Ana Mendieta is Cubana

Ana Mendieta is Cubana...

Yes, this is well-known...it is right there next to her name in Wikipedia. (Well, it actually says 'Cuban-American' which is not synonymous with my usage of the term, Cuban-American actually referring to first-generation Americans born of Cuban parents). Ana is actually Cuban-born, she just studied, worked and lived most of her life in the U.S.

Regardless, her heritage is no secret and although she described her work as 'earth body' works, her work is unique for its hybridity of media and very often cross-categorized under many art movements of the late 1960s and 70s, namely 'Land Art', 'Earthworks', 'Body Art', 'Performance Art' and 'Feminist Art.' She is perhaps most popularly known for her series titled 'Silueta' or 'Silhouette' in which she leaves a physical tracing or indentation of her body upon the earth's surface. Her work assimilates issues of race, gender, cultural and spiritual identity and although it fits neatly within the definitions of many of the art movements mentioned above, her impetus to creating this type of work is usually not fully stated or perhaps understood. 

But the other day, upon seeing her work, I had an epiphany and put two and two together. It all of a sudden occurred to me that Ana Mendieta is Cubana! In other words, she isn't Cuban and does this type of work, she does this type of work because she is cuban! This late realization perhaps happened because when I first studied and read about her in art history classes, she was imbedded within the context of art movements.

In 1961, at the age of 12, Mendieta was sent to the US. under the auspices of Operation Pedro Pan. This program between the Catholic Church and the Cuban and American governments separated 14,000 Cuban children from their families and transplanted them in the United States. This program was set up because Cuban parents living on the island did not want their children to grow up under the indoctrination and ideology of Castro's Communist regime and therefore sent them unaccompanied to live in the United States. The program ended when all commercial flights between Cuba and the United States ceased after the Cuban Missile Crisis in 1962. It is still the largest recorded exodus of unaccompanied minors in the western hemisphere.
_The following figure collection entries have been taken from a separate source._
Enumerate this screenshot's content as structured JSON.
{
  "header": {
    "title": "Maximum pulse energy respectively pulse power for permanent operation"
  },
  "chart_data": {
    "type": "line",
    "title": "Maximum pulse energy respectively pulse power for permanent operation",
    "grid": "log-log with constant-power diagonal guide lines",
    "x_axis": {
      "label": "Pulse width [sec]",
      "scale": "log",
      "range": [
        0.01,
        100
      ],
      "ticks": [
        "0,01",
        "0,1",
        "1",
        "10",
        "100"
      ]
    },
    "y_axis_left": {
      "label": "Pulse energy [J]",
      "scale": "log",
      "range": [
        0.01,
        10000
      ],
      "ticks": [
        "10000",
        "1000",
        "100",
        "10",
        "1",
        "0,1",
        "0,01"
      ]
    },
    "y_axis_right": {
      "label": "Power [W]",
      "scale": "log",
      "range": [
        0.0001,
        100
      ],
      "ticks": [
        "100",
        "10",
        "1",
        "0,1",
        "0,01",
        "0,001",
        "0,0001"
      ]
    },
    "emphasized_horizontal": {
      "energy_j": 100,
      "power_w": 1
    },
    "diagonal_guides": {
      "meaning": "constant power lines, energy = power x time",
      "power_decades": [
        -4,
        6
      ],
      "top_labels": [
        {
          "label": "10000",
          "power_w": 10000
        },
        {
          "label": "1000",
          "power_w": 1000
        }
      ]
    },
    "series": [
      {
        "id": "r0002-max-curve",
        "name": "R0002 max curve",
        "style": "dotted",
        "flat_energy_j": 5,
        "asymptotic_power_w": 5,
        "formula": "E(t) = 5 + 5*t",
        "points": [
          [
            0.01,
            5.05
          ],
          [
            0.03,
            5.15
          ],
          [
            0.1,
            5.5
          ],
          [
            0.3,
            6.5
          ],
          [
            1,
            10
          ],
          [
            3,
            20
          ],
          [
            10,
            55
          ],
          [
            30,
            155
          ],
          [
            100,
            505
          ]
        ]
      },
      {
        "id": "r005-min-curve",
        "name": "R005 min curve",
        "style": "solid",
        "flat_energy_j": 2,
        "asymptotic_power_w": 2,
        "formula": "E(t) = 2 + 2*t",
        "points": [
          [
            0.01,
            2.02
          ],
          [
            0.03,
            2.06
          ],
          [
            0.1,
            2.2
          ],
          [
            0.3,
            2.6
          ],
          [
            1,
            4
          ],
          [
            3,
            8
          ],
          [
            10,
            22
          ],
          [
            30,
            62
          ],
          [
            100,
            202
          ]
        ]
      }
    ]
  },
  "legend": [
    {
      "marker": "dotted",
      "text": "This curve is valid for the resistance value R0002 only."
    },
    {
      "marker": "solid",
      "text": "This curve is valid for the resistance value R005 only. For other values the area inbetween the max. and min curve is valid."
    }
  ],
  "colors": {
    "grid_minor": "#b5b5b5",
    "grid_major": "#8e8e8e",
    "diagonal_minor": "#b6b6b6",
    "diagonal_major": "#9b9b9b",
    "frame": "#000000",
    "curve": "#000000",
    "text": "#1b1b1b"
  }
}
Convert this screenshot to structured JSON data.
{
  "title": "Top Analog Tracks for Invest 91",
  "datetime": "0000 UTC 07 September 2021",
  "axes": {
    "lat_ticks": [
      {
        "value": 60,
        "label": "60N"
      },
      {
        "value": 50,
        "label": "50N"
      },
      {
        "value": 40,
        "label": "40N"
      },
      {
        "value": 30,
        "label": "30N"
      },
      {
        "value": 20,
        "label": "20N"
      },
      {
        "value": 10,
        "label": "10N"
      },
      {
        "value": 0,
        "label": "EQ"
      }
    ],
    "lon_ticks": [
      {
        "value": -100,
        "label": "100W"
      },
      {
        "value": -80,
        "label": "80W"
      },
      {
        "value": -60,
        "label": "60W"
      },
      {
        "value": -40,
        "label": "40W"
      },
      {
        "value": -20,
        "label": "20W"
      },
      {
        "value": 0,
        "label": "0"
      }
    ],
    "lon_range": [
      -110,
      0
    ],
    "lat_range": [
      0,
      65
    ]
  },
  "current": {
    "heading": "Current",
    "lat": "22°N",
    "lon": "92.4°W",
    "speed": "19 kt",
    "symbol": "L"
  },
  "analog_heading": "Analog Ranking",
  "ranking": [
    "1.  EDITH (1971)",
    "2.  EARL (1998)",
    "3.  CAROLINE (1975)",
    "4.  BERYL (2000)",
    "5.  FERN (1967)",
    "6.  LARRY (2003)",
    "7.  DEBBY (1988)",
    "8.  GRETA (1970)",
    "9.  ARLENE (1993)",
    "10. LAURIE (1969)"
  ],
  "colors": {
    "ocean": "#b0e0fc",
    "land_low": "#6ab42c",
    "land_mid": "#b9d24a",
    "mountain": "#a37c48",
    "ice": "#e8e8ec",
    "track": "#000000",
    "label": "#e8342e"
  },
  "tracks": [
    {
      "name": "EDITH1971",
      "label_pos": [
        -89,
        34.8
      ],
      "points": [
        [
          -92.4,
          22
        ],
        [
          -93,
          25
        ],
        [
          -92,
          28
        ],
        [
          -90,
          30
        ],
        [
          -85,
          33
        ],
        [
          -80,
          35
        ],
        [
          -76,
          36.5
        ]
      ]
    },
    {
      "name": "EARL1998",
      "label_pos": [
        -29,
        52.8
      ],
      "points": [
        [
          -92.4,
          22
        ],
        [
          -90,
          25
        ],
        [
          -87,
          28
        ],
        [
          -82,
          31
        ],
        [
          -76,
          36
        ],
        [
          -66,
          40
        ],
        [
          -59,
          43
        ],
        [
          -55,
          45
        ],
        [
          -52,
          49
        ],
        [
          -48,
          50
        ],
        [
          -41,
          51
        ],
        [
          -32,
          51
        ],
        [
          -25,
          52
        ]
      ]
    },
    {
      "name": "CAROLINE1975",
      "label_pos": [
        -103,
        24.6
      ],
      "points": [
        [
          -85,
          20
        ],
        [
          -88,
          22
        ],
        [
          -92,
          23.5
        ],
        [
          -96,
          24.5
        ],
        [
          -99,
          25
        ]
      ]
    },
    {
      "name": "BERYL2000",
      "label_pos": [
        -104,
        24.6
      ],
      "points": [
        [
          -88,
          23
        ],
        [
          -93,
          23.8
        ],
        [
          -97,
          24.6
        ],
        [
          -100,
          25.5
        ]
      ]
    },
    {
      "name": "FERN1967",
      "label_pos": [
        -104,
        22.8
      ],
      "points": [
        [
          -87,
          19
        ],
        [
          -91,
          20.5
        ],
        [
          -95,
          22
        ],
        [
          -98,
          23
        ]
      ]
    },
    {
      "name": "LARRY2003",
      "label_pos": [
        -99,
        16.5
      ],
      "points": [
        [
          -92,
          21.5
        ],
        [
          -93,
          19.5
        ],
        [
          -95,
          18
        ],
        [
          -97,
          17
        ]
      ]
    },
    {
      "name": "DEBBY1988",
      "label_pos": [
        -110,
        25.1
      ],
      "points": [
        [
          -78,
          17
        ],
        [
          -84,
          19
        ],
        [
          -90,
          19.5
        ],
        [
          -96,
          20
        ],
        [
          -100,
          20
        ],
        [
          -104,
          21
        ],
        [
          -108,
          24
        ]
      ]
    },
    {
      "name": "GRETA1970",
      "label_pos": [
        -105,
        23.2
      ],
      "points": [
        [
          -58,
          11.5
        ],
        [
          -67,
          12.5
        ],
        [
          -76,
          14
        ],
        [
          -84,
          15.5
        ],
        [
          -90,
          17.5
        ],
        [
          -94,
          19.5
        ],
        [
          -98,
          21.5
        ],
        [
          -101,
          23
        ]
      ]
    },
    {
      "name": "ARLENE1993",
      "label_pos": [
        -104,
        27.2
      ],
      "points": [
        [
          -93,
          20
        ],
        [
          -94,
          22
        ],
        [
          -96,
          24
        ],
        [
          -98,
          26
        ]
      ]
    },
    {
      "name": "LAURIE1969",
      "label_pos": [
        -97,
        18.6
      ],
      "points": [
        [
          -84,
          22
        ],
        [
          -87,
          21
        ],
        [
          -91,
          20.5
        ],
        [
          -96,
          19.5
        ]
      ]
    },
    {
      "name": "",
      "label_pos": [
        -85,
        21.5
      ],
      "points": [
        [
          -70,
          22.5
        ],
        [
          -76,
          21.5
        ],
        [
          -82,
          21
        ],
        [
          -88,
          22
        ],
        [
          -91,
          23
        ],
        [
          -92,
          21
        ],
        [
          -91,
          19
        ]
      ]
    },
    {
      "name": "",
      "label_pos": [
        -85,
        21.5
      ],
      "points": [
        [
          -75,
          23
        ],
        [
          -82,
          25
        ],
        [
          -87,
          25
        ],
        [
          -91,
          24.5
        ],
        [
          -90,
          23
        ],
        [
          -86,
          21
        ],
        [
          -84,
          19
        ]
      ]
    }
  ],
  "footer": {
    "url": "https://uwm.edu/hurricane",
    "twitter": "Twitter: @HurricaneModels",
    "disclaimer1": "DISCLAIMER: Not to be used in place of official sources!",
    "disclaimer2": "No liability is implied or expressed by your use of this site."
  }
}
So at an early age, Ana Mendieta and her sister were torn from her family and homeland and sent to live in foster homes in Iowa. Needless to say this must have been a very traumatizing experience, not simply because of finding oneself in a place without friends and family at a crucial period in one's youth, but one of also complete social and cultural alienation living amongst a foreign language and landscape. 

Once one can empathize with the trauma and alienation something like this may cause during the developmental stages of adolescence, it becomes increasingly clear why Mendieta would choose and execute the work that she did. Her ritualistic relationship with the 'earth' can be attributed with a cathartic exercise of salving a longing for place and tierra. With the series 'Silueta', Ana Mendieta finally becomes 'one' with the tierra she more than likely pined for during her youth. The earth not only symbolizes nature/planet but also family/identity.

We can also see the attributes of this feeling of displacement with her much earlier work the 'self-portraits'. Here she puts on the guises of other identities as a way to communicate and question her true self.

Several examples of Ana Mendieta's 'self-portrait' series which extended to include her donning facial hair and distorting her body.

I now look at Ana Mendieta's work and I no longer see work in which the earth and the artworks are inextricably linked but rather I see work in which identity and the land are.